ChrisGamlin - 24/6/07 at 03:13 PM

quote:
Originally posted by RazMan
You will probably find that you won't even warm up the vented disc enough and as a result braking efficiency will be worse than solids anyway.


Yep, I originally bought a Wilwood kit with vented discs on my BEC but after a while I changed to solid discs for several reasons, weight, to improve warmup of the brakes as I had a hunch they were staying too cool, and also so I could fit the pads I wanted without having to grind them down and waste half of the pad material, because I couldnt get caliper spacers big enough to accomodate the vented discs and the thicker pads.

[Edited on 24/6/07 by ChrisGamlin]


NS Dev - 25/6/07 at 04:14 PM

Agreed, but!................................

it does depend on how you drive and on what roads.

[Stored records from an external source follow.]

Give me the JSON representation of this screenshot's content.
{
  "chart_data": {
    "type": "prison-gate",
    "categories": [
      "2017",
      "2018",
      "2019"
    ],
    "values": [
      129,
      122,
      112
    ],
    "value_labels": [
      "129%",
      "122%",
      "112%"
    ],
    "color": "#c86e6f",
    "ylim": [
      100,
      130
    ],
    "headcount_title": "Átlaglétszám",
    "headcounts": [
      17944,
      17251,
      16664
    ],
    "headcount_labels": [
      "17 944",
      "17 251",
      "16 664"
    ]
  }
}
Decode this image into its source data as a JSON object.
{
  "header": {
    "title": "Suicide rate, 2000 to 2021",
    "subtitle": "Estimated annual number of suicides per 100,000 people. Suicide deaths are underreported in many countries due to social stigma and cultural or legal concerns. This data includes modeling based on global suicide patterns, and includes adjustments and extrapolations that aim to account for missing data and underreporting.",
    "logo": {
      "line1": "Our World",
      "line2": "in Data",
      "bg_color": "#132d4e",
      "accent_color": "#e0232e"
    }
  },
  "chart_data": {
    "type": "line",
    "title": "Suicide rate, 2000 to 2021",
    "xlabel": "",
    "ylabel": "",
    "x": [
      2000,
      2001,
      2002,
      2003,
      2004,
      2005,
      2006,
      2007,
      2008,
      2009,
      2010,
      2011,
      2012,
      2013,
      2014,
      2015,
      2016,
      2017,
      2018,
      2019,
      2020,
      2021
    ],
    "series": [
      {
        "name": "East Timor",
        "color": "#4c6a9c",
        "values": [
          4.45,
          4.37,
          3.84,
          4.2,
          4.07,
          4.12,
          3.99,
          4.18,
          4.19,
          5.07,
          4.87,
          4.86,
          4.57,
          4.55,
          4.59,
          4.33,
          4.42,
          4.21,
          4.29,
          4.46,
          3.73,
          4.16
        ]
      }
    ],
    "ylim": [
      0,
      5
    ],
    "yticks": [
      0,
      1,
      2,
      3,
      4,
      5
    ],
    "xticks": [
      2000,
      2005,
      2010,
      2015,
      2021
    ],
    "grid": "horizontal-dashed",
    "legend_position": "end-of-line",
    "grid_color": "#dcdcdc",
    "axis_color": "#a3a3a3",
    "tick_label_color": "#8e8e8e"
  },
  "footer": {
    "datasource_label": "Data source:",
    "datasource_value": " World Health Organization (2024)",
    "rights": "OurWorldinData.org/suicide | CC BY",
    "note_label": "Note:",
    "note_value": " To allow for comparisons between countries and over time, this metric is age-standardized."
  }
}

I recently took my (200hp, car engined, 550kg) locost at a smartish pace down a road near to me which is all 150 to 300 yard straights followed by 90 degree bends, and the (mintex 1144) pads in raceleda 4 pot calipers over solid cortina discs had cried enough by the last corner, and pad fade was setting in as was a huge cloud of smoke.

However, that was pressing on, and not a normal driving situation, and by comparison my sierra 4x4 has no brakes whatsoever left by the last corner on that same road, while going MUCH slower between corners.

In the locost it tends to be braking from 90 to 40 ish for each corner.

Just to give you some idea. I am certainly not planning on changing my setup but it is fallible given the most arduous of tests, which isn't necessarily the track as you get more cooling between corners on the track.